O Jornal da Tarde, de São Paulo, publicou no dia 17.4.2010 um excelente artigo sobre o consumo de álcool no Brasil. Ele foi escrito pelo psiquiatra Ronaldo Laranjeira, que é Professor Titular de Psiquiatria da Universidade Federal de São Paulo (Unifesp) e Coordenador do Instituto Nacional de Políticas do Álcool e Drogas (Inpad), órgão do CNPq.
Reproduzimos aqui pelo valor do estudo.
O BRASILEIRO BEBE DIFERENTE
Não existe uma tradição no Brasil de pesquisa sobre o comportamento do beber, apesar de o álcool representar cerca de 8% das mortes, causar mais de 50% das mortes no trânsito e ser responsável por mais de 80% da violência doméstica. É por isso que acaba prevalecendo a impressão subjetiva de cada um. Uma das maiores influências sobre a subjetividade é a propaganda de cerveja, que quer retratar o consumo do álcool como a norma de toda a sociedade brasileira. É por isso que ouvimos com frequência: o que pode haver de mal em beber? Todo mundo bebe um pouquinho.
No entanto, as pesquisas revelam um mundo diferente daquele retratado pelas agências de propaganda das cervejarias. Pela primeira vez, a Universidade Federal de São Paulo (Unifesp) realizou um estudo que descreve o perfil de consumo do brasileiro. Utilizou um tipo de metodologia que selecionou uma amostra de 3.005 pessoas escolhidas ao acaso, o que permite que os dados realmente representem o que ocorre no Brasil. O primeiro dado que chamou a atenção foi o de que 48% da população brasileira não bebe (35% dos homens e 63% das mulheres). Esse dado derruba a impressão de que somos um país de bebedores.
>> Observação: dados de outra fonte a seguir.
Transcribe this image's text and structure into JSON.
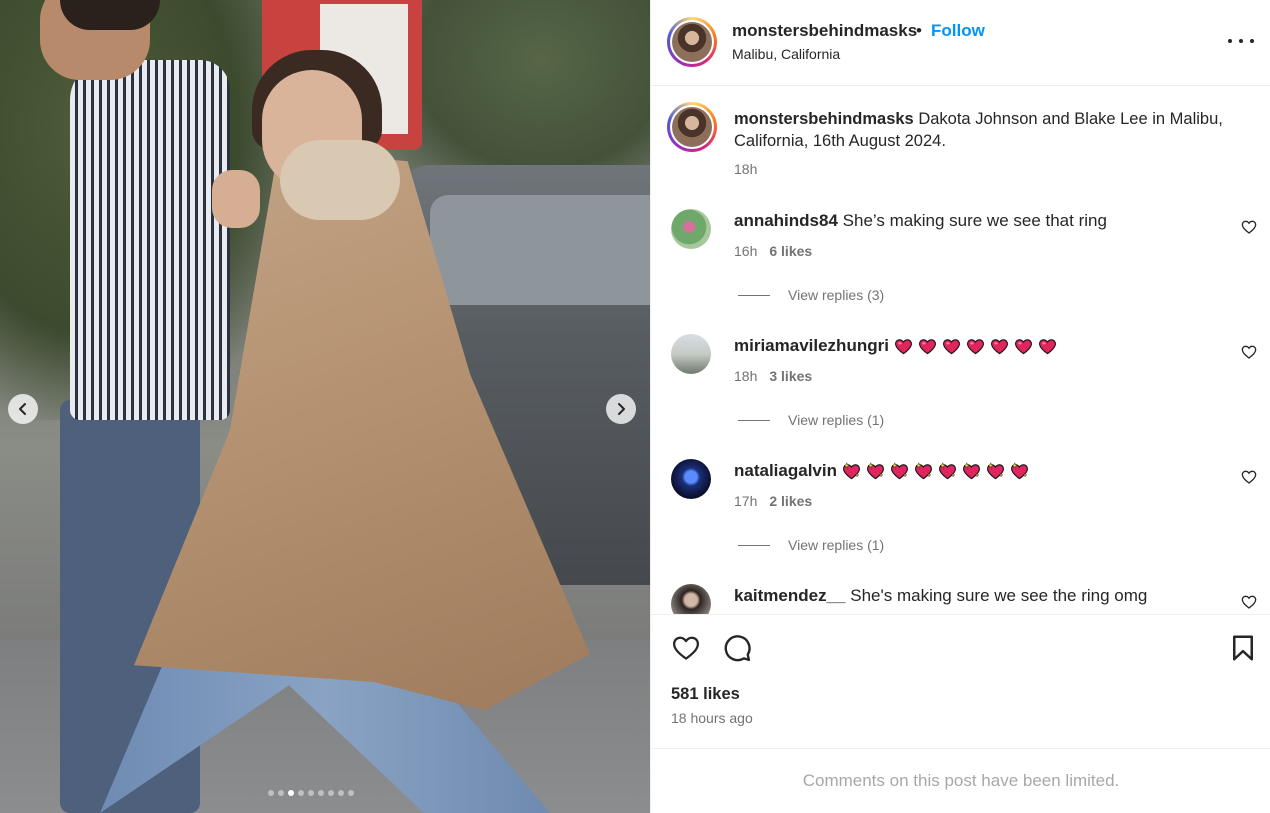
{
  "post": {
    "username": "monstersbehindmasks",
    "separator": "•",
    "follow_label": "Follow",
    "location": "Malibu, California",
    "image_alt": "Dakota Johnson and Blake Lee walking in Malibu",
    "carousel": {
      "dot_count": 9,
      "active_index": 2
    }
  },
  "caption": {
    "username": "monstersbehindmasks",
    "text": "Dakota Johnson and Blake Lee in Malibu, California, 16th August 2024.",
    "time": "18h"
  },
  "comments": [
    {
      "username": "annahinds84",
      "text": "She’s making sure we see that ring",
      "time": "16h",
      "likes": "6 likes",
      "replies": "View replies (3)",
      "emoji": ""
    },
    {
      "username": "miriamavilezhungri",
      "text": "",
      "time": "18h",
      "likes": "3 likes",
      "replies": "View replies (1)",
      "emoji": "red-heart",
      "emoji_count": 7
    },
    {
      "username": "nataliagalvin",
      "text": "",
      "time": "17h",
      "likes": "2 likes",
      "replies": "View replies (1)",
      "emoji": "sparkling-heart",
      "emoji_count": 8
    },
    {
      "username": "kaitmendez__",
      "text": "She's making sure we see the ring omg",
      "time": "",
      "likes": "",
      "replies": "",
      "emoji": ""
    }
  ],
  "stats": {
    "likes": "581 likes",
    "time_ago": "18 hours ago"
  },
  "footer": {
    "limited_text": "Comments on this post have been limited."
  },
  "colors": {
    "accent": "#0095f6",
    "text": "#262626",
    "muted": "#737373",
    "border": "#efefef",
    "heart_red": "#e0245e"
  }
}
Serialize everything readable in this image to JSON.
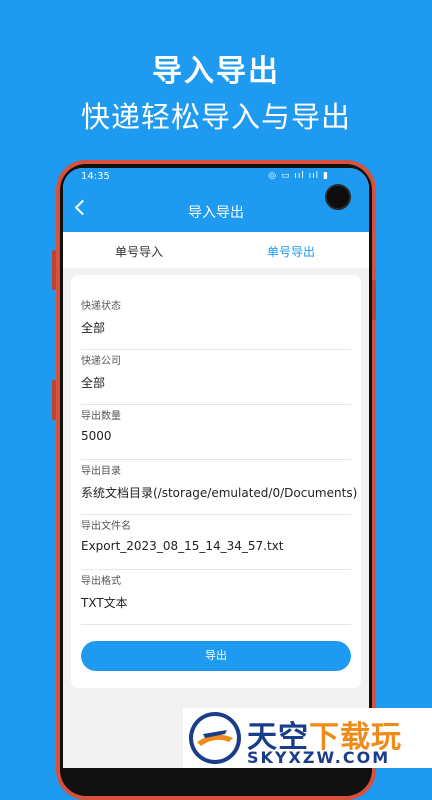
{
  "promo": {
    "title": "导入导出",
    "subtitle": "快递轻松导入与导出"
  },
  "status_bar": {
    "time": "14:35",
    "icons": "◎ ▭ ııl ııl ▮"
  },
  "nav": {
    "title": "导入导出",
    "back_icon": "chevron-left-icon"
  },
  "tabs": [
    {
      "label": "单号导入",
      "active": false
    },
    {
      "label": "单号导出",
      "active": true
    }
  ],
  "form": {
    "fields": [
      {
        "label": "快递状态",
        "value": "全部"
      },
      {
        "label": "快递公司",
        "value": "全部"
      },
      {
        "label": "导出数量",
        "value": "5000"
      },
      {
        "label": "导出目录",
        "value": "系统文档目录(/storage/emulated/0/Documents)"
      },
      {
        "label": "导出文件名",
        "value": "Export_2023_08_15_14_34_57.txt"
      },
      {
        "label": "导出格式",
        "value": "TXT文本"
      }
    ],
    "submit_label": "导出"
  },
  "watermark": {
    "title_main": "天空",
    "title_accent": "下载玩",
    "subtitle": "SKYXZW.COM"
  },
  "colors": {
    "accent": "#1E9BF0",
    "phone_frame": "#d9503c",
    "watermark_blue": "#1a3d8a",
    "watermark_orange": "#f08a1a"
  }
}
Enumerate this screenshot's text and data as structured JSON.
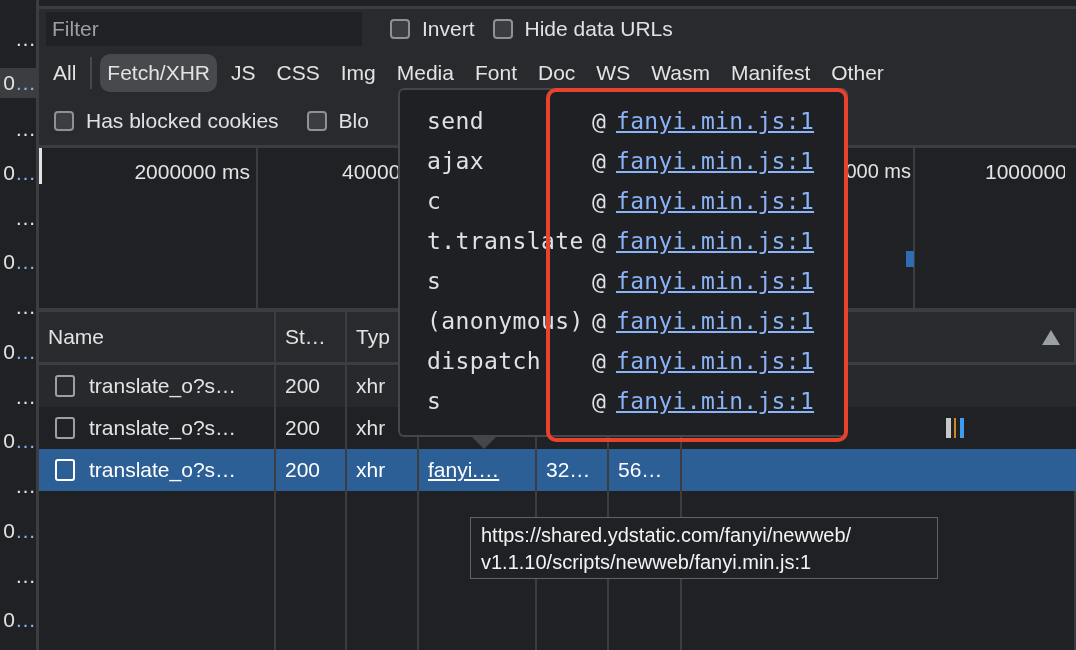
{
  "left_panel": {
    "rows": [
      {
        "ellipsis": "…",
        "selected": false
      },
      {
        "value": "0",
        "ellipsis": "…",
        "selected": true
      },
      {
        "ellipsis": "…",
        "selected": false
      },
      {
        "value": "0",
        "ellipsis": "…",
        "selected": false
      },
      {
        "ellipsis": "…",
        "selected": false
      },
      {
        "value": "0",
        "ellipsis": "…",
        "selected": false
      },
      {
        "ellipsis": "…",
        "selected": false
      },
      {
        "value": "0",
        "ellipsis": "…",
        "selected": false
      },
      {
        "ellipsis": "…",
        "selected": false
      },
      {
        "value": "0",
        "ellipsis": "…",
        "selected": false
      },
      {
        "ellipsis": "…",
        "selected": false
      },
      {
        "value": "0",
        "ellipsis": "…",
        "selected": false
      },
      {
        "ellipsis": "…",
        "selected": false
      },
      {
        "value": "0",
        "ellipsis": "…",
        "selected": false
      }
    ]
  },
  "toolbar": {
    "filter": {
      "placeholder": "Filter"
    },
    "options": [
      {
        "label": "Invert",
        "checked": false
      },
      {
        "label": "Hide data URLs",
        "checked": false
      }
    ],
    "type_filters": [
      {
        "label": "All",
        "selected": false
      },
      {
        "label": "Fetch/XHR",
        "selected": true
      },
      {
        "label": "JS",
        "selected": false
      },
      {
        "label": "CSS",
        "selected": false
      },
      {
        "label": "Img",
        "selected": false
      },
      {
        "label": "Media",
        "selected": false
      },
      {
        "label": "Font",
        "selected": false
      },
      {
        "label": "Doc",
        "selected": false
      },
      {
        "label": "WS",
        "selected": false
      },
      {
        "label": "Wasm",
        "selected": false
      },
      {
        "label": "Manifest",
        "selected": false
      },
      {
        "label": "Other",
        "selected": false
      }
    ],
    "more_options": [
      {
        "label": "Has blocked cookies",
        "checked": false
      },
      {
        "label": "Blo",
        "checked": false
      }
    ]
  },
  "overview": {
    "ticks": [
      "2000000 ms",
      "40000",
      "000 ms",
      "1000000"
    ]
  },
  "table": {
    "columns": [
      "Name",
      "St…",
      "Typ"
    ],
    "rows": [
      {
        "name": "translate_o?s…",
        "status": "200",
        "type": "xhr",
        "checked": false,
        "selected": false
      },
      {
        "name": "translate_o?s…",
        "status": "200",
        "type": "xhr",
        "checked": false,
        "selected": false
      },
      {
        "name": "translate_o?s…",
        "status": "200",
        "type": "xhr",
        "initiator": "fanyi.…",
        "size": "32…",
        "time": "56…",
        "checked": false,
        "selected": true
      }
    ]
  },
  "call_stack_popover": {
    "frames": [
      {
        "function": "send",
        "at": "@",
        "link": "fanyi.min.js:1"
      },
      {
        "function": "ajax",
        "at": "@",
        "link": "fanyi.min.js:1"
      },
      {
        "function": "c",
        "at": "@",
        "link": "fanyi.min.js:1"
      },
      {
        "function": "t.translate",
        "at": "@",
        "link": "fanyi.min.js:1"
      },
      {
        "function": "s",
        "at": "@",
        "link": "fanyi.min.js:1"
      },
      {
        "function": "(anonymous)",
        "at": "@",
        "link": "fanyi.min.js:1"
      },
      {
        "function": "dispatch",
        "at": "@",
        "link": "fanyi.min.js:1"
      },
      {
        "function": "s",
        "at": "@",
        "link": "fanyi.min.js:1"
      }
    ]
  },
  "tooltip": {
    "lines": [
      "https://shared.ydstatic.com/fanyi/newweb/",
      "v1.1.10/scripts/newweb/fanyi.min.js:1"
    ]
  }
}
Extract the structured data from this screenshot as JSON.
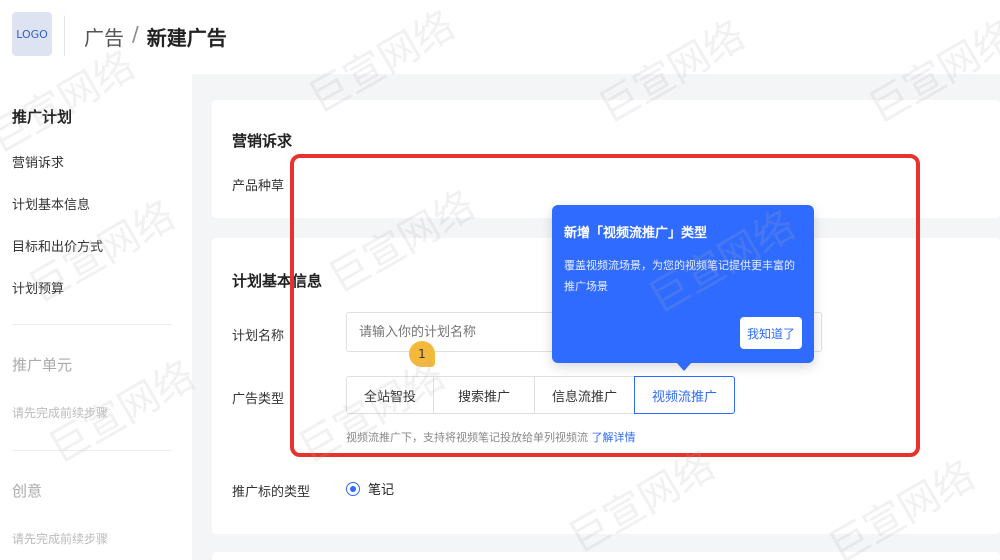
{
  "header": {
    "logo_text": "LOGO",
    "breadcrumb_parent": "广告",
    "breadcrumb_separator": "/",
    "breadcrumb_current": "新建广告"
  },
  "sidebar": {
    "group_title": "推广计划",
    "items": [
      "营销诉求",
      "计划基本信息",
      "目标和出价方式",
      "计划预算"
    ],
    "unit_title": "推广单元",
    "unit_hint": "请先完成前续步骤",
    "creative_title": "创意",
    "creative_hint": "请先完成前续步骤"
  },
  "marketing": {
    "title": "营销诉求",
    "product_label": "产品种草"
  },
  "basic_info": {
    "title": "计划基本信息",
    "name_label": "计划名称",
    "name_placeholder": "请输入你的计划名称",
    "ad_type_label": "广告类型",
    "ad_types": [
      "全站智投",
      "搜索推广",
      "信息流推广",
      "视频流推广"
    ],
    "ad_type_selected": "视频流推广",
    "hint_text": "视频流推广下，支持将视频笔记投放给单列视频流",
    "hint_link": "了解详情",
    "target_type_label": "推广标的类型",
    "target_type_option": "笔记"
  },
  "guide": {
    "step_number": "1",
    "title": "新增「视频流推广」类型",
    "body": "覆盖视频流场景，为您的视频笔记提供更丰富的推广场景",
    "button": "我知道了"
  },
  "watermark_text": "巨宣网络",
  "colors": {
    "primary": "#2f6bff",
    "highlight_red": "#e8322d",
    "badge_yellow": "#f4b83a"
  }
}
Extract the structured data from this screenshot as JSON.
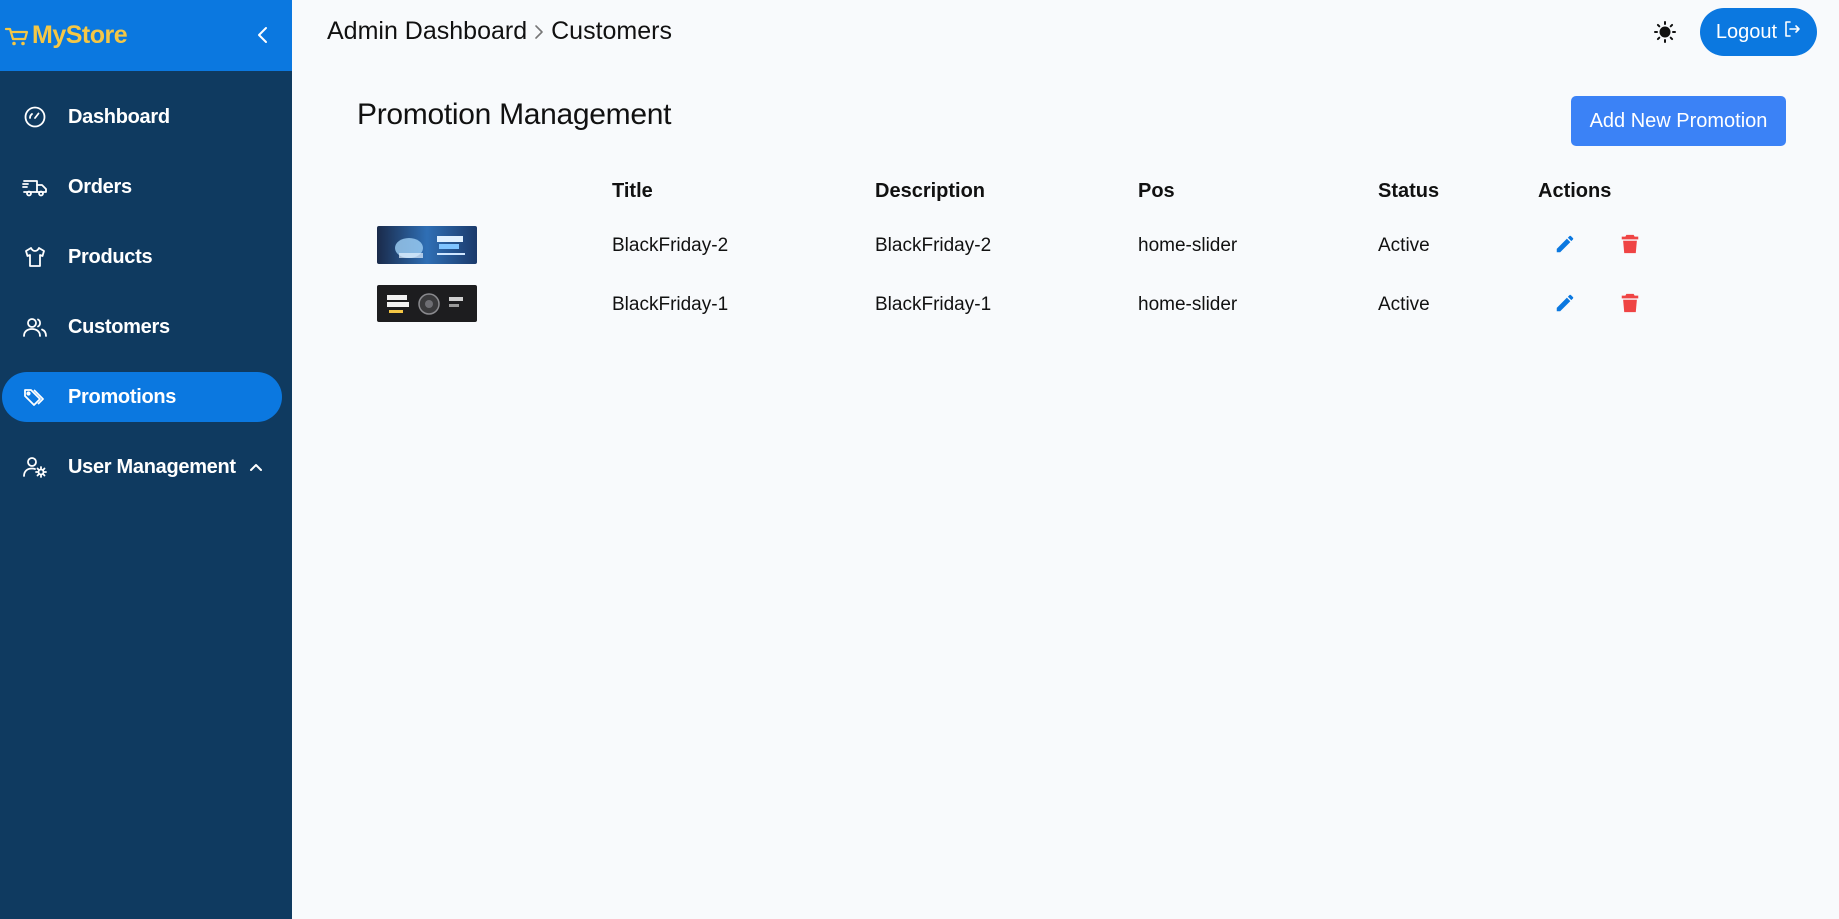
{
  "brand": {
    "name": "MyStore",
    "color": "#f5c745"
  },
  "sidebar": {
    "background": "#0f3a60",
    "items": [
      {
        "label": "Dashboard",
        "icon": "gauge-icon"
      },
      {
        "label": "Orders",
        "icon": "truck-icon"
      },
      {
        "label": "Products",
        "icon": "shirt-icon"
      },
      {
        "label": "Customers",
        "icon": "users-icon"
      },
      {
        "label": "Promotions",
        "icon": "tags-icon",
        "active": true
      },
      {
        "label": "User Management",
        "icon": "user-cog-icon",
        "expanded": true
      }
    ]
  },
  "breadcrumb": {
    "root": "Admin Dashboard",
    "current": "Customers"
  },
  "header": {
    "logout_label": "Logout",
    "accent": "#0b78e0"
  },
  "main": {
    "title": "Promotion Management",
    "add_button_label": "Add New Promotion",
    "columns": [
      "",
      "Title",
      "Description",
      "Pos",
      "Status",
      "Actions"
    ],
    "rows": [
      {
        "image": "blackfriday-2-banner",
        "title": "BlackFriday-2",
        "description": "BlackFriday-2",
        "pos": "home-slider",
        "status": "Active"
      },
      {
        "image": "blackfriday-1-banner",
        "title": "BlackFriday-1",
        "description": "BlackFriday-1",
        "pos": "home-slider",
        "status": "Active"
      }
    ],
    "edit_color": "#0b78e0",
    "delete_color": "#ef4444"
  }
}
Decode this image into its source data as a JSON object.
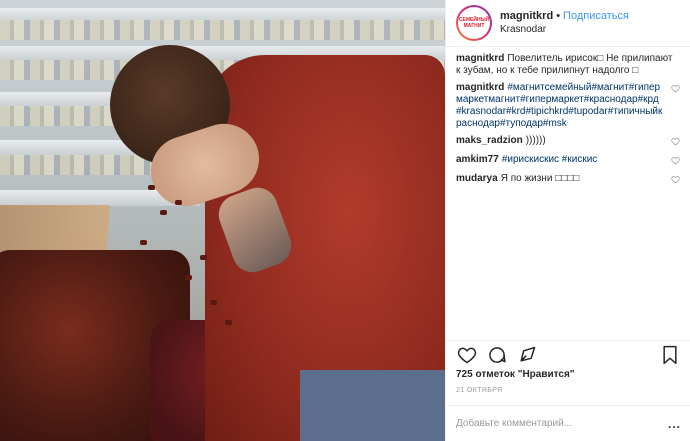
{
  "header": {
    "avatar_text": "СЕМЕЙНЫЙ МАГНИТ",
    "username": "magnitkrd",
    "separator": "•",
    "follow_label": "Подписаться",
    "location": "Krasnodar"
  },
  "comments": [
    {
      "user": "magnitkrd",
      "text": "Повелитель ирисок□ Не прилипают к зубам, но к тебе прилипнут надолго □",
      "tags": "",
      "heart": false
    },
    {
      "user": "magnitkrd",
      "text": "",
      "tags": "#магнитсемейный#магнит#гипермаркетмагнит#гипермаркет#краснодар#крд#krasnodar#krd#tipichkrd#tupodar#типичныйкраснодар#туподар#msk",
      "heart": true
    },
    {
      "user": "maks_radzion",
      "text": "))))))",
      "tags": "",
      "heart": true
    },
    {
      "user": "amkim77",
      "text": "",
      "tags": "#ирискискис #кискис",
      "heart": true
    },
    {
      "user": "mudarya",
      "text": "Я по жизни □□□□",
      "tags": "",
      "heart": true
    }
  ],
  "actions": {
    "like_icon": "heart-icon",
    "comment_icon": "comment-icon",
    "share_icon": "share-icon",
    "save_icon": "bookmark-icon"
  },
  "likes": "725 отметок \"Нравится\"",
  "date": "21 ОКТЯБРЯ",
  "add_comment": {
    "placeholder": "Добавьте комментарий...",
    "more": "..."
  },
  "colors": {
    "link": "#3897f0",
    "hashtag": "#003569",
    "text": "#262626",
    "muted": "#999999",
    "border": "#efefef"
  }
}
E a grande proporção de abstêmios brasileiros contrasta muito com o que acontece na Europa, onde apenas 10% da população não bebe.
Em contraposição 24% dos brasileiros bebem excessivamente e representam o grupo responsável pelo custo social do álcool. Esse grupo consome mais de 80% de todo o álcool no Brasil e é o responsável pelas doenças e violência causadas pela cerveja. Vale a pena responsabilizar a cerveja pelo custo social do álcool no Brasil, pois cerca de 70% de todo o consumo é feito dessa forma.
Destruir o senso comum e contribuir para uma melhor forma de ver a realidade é uma das tarefas mais nobres da ciência. Essa pesquisa fornece informações que deverão facilitar a criação de políticas públicas para diminuir o custo social do álcool. Mas, infelizmente, o Ministério da Saúde não tem ouvido o clamor dos dados. Ainda está numa fase oscilando entre a passividade e ações sem planejamento. O desafio é utilizar pesquisas para nos guiar em ações estruturais para proteger a sociedade dos interesses dos únicos que se beneficiam do álcool, a indústria de cerveja.
A Organização Mundial da Saúde (OMS) está tentando fazer com o álcool algo semelhante ao que foi feito com o tabaco: criar uma política mundial visando a ações com impacto na saúde pública. As principais medidas são: aumento do preço, diminuição do acesso às bebidas, especialmente para os adolescentes, proibição da propaganda do álcool e controle rigoroso do beber e dirigir. Esperemos que o próximo governo ouça mais a OMS do que as cervejarias.